The roots of the expansion of the book art movement can be traced back over
25 years. The discussion of Book Art History on this listserv goes back to
1995. I'd suggest reviewing the archives with the search function at
http://palimpsest.stanford.edu/byform/mailing-lists/bookarts/AT-bookartsquer
y.html

The growth to where the field is today results from many factors which came
together in the mid-70's. Artists like Stella Waitzkin, Barton Lidice Benes,
Marty Greenbaum and Dieter Rot were among the primary influences on the
movement. Waitzkin made cast resin books which were entirely sculptural and
wordless. Benes made sculptural books (such as the famous "Censored Book" of
1973 that was tied in rope, nailed shut, gessoed and painted) as well as
rubber stamped books, a "Book of the Dead" made with the ashes of Hans
Schneider, and printed books such as "The Dog Bite" (Plain Wrapper Press).
Greenbaum made collage books, glued open, painted, with pages incorporating
found objects such as bottle caps and cigarette butts. Rot (Roth) altered
existing books, made book objects out of other books, and produced editions
of treated book objects.

Bookbinders were experimenting with structure and form, such as Hedi Kyle's
"April Diary" (a concertina with short pages tipped to opposite sides of the
folds). The new structures have become popular both for unique works and
printed books. Gary Frost integrated medieval structures with contemporary
ideas in his Dada Reliquary binding of "The Tracts of Moses David and The
Children of God". I was exploring material as metaphor in such works as
"Pettigrew's History of Egyptian Mummies," "The Birds of North America," and
"The Crisis of Democracy."

Syl Lebrot made "Pleasure Beach" by creating images in the process of making
color separations which used the grain of the film instead of halftone
screens. Several artists were experimenting with offset printing as a fine
art medium.

Many artists were making offset or photocopy books, in spiral bindings and
other commercial processes, with the idea of making sequential images
available at low cost.

In 1974 the Center for Book Arts opened, bringing together these various
approaches to book art, as well as the artists and craftspeople, providing
classes and workshops, and exhibiting book art to the public. Printed Matter
was formed to distribute artists' book editions. In 1975 Franklin Furnace
Archive was started to collect artists' books and to present performance
art. That collection is now part of the library of The Museum of Modern Art.

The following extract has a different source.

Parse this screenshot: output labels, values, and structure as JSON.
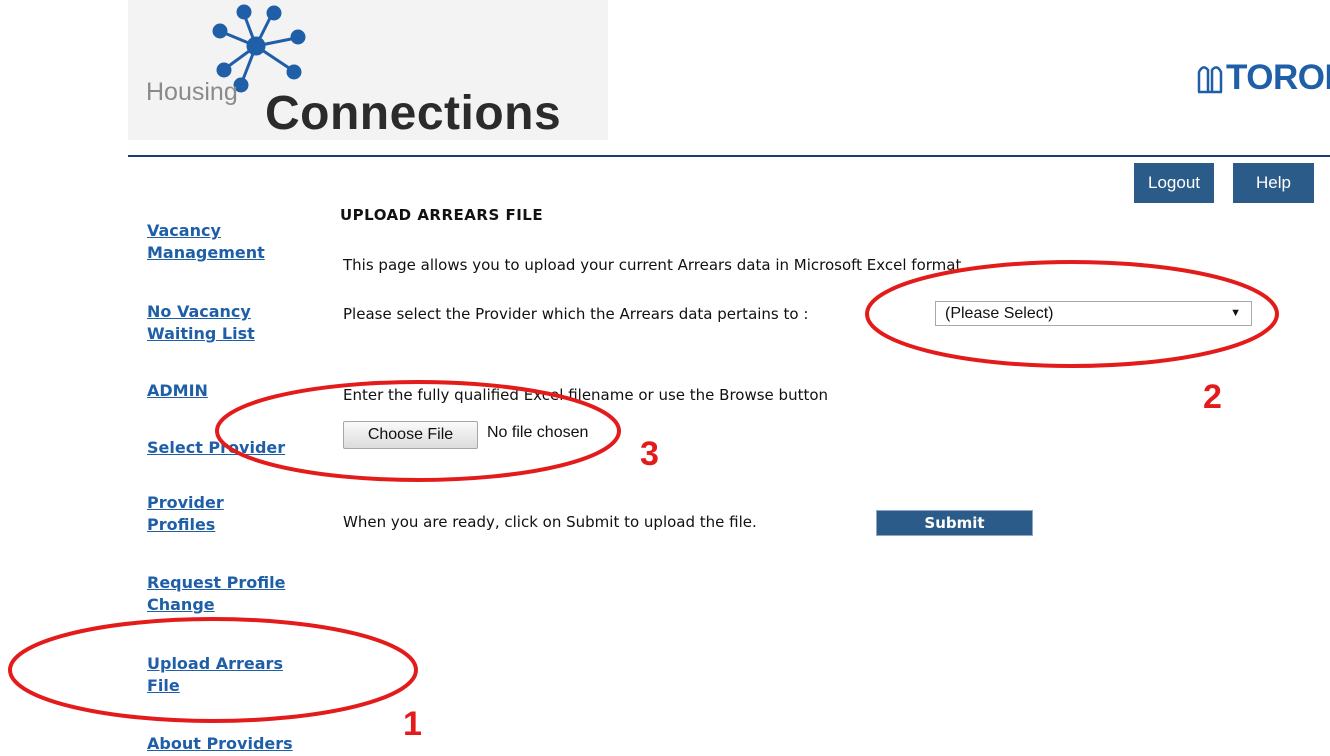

During the late 70's and 80's many regional book art organizations were
created. Artists BookWorks in Chicago, The Pacific Center for Book Arts, the
Minnesota Center for Book Arts, etc. There has recently been some
consolidation in the field, as in the San Francisco Center and the Columbia
Collge Chicago Center. Pyramid Atlantic, Granary Books, and many more
organizations were founded by dedicated visionaries.

Walter Hamady was encouraging the creative use of letterpress at U.
Wisconsin. John Risseeuw produced "The Politics of Underwear" and was
teaching at U. Arizona. Many other colleges started book arts programs, both
undergraduate and graduate, and the Collegiate Book Arts Association was formed.

Keith Smith produced his seminal books on book structures for artists.

These and more educational and exhibition opportunities provided a huge
amount of exposure to a new generation of artists and artisans, and a
geometric expansion of the field took place.

If we want to look at a decade, I would suggest taking a look at the catalog
of the The New York Public Library exhibition "The First Decade: Center for
Book Arts' First Ten Years" which was curated by Frank Mattson, NYPL Curator
of Rare Books (NYPL, 1984). I believe The Center for Book Arts still has
copies available for about $15 Call them at (212) 481-0295 or e-mail
info@centerforbookarts.org (http://www.centerforbookarts.org).

The growth can thus be observed from several points of view: the
contributions of individual artists and individual works which changed the
way people see books; the development of an institutional infrastructure in
the academic and not-for-profit sectors; and the presentation by museums and
galleries of exhibitions of book art. One would expect that with some
thought and time we could come up with other factors, such as social and
technological change, which caused people to find the book a suitable medium
for its totemic and iconographic qualities.

It would be wonderful to see an accurate and scholarly series of
publications on the contemporary history of book art. I know that several
graduate students are now working on different aspects of it for their own
purposes. Perhaps some of them will find funding for an in-depth treatment
of the subject, perhaps from NEH. There are so many artists, educators and
curators whose work propelled this movement, and who are unknown to many
current practitioners.

I would love to see on this list everybody's recollections of events,
artists, organizations, or individual works which they feel contributed to
the growth of the field. We have already lost many of the great people, like
Tony Zwicker, who made our lives our field richer. If only the Book_Arts-L
archive could be keyword or concept searched for their memories!